I nostri cellulari sono formati da un cocktail abbastanza variegato di materiali, tra cui però, sono presenti determinati metalli, alcuni dei quali di importante valore.

Infatti molte componenti all’interno di essi necessitano di contatti in oro, argento o rame, mentre altri chip contengono terre rare di inestimabile valore economico.

Tutto ciò, se consideriamo un singolo cellulare può sembrare irrisorio, ma se lo moltiplichiamo per il numero di cellulari totale in disuso stipati nei cassetti, il valore diventa importante.

Ecco uno studio al riguardo

A dirci cosa contiene esattamente un cellulare ce lo dice uno studio di E-waste Lab di Remedia in collaborazione con il Politecnico di Milano, i quali hanno analizzato fino al midollo un cellulare e raccolto dei dati.

Un cellulare al suo interno arriva a contenere: 11 grammi di ferro, 9 grammi di Rame, 250 mg di argento, 9 mg di palladio, 24 mg di oro, 65 gr di plastica, 1 gr di terre rare (Lantanio, Neodimio e Cerio) e altri elementi preziosi contenuti in piccolissime quantità, come cadmio, cobalto e rutenio.

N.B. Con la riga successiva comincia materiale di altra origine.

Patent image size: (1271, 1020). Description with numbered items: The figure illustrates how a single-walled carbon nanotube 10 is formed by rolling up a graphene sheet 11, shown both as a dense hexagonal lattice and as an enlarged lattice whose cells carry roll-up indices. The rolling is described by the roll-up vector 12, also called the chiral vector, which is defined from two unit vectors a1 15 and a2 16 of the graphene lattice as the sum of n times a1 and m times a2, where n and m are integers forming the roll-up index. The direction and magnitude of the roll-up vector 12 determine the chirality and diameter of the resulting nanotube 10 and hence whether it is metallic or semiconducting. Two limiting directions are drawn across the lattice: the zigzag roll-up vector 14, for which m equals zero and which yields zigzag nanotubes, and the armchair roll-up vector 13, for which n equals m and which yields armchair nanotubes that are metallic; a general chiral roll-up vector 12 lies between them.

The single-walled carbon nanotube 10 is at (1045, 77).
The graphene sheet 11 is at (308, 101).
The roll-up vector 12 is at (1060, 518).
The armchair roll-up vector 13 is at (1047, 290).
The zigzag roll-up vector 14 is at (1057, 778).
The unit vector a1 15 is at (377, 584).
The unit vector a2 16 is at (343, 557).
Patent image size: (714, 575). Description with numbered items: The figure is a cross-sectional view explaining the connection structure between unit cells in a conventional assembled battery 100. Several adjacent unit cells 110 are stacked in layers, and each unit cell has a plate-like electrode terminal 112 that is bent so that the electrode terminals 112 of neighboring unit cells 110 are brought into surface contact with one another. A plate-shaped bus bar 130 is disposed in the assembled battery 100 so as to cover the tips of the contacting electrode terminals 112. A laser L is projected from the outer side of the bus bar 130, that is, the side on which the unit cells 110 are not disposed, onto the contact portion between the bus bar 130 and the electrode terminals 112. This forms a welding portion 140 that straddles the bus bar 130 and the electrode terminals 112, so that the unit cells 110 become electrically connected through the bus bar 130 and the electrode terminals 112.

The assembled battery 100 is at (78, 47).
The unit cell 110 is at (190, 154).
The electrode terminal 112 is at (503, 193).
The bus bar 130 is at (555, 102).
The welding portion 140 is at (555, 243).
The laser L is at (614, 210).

Come se non bastasse, anche la batteria esaurita contiene determinati elementi di valore, tra cui: litio, sodio e cobalto, oltre le già citate terre rare.

Dati alla mano, con un piccolo calcolo in virtù del numero di dispositivi in Italia, circa 35 milioni, il valore di mercato totale di questi elementi arriva a 195 milioni di euro, un dato incredibile.

Ovviamente recuperare i materiali all’interno di un cellulare è un’ottima politica, dal momento che un cellulare è riciclabile al 96%, questo significa che adoperando l’oro riciclato da 50.000 cellulari, circa 1Kg, si può evitare di scavare nella roccia per raccoglierlo dalla terrà, andando quindi a ridurre anche le emissioni di CO2 nell’ambiente.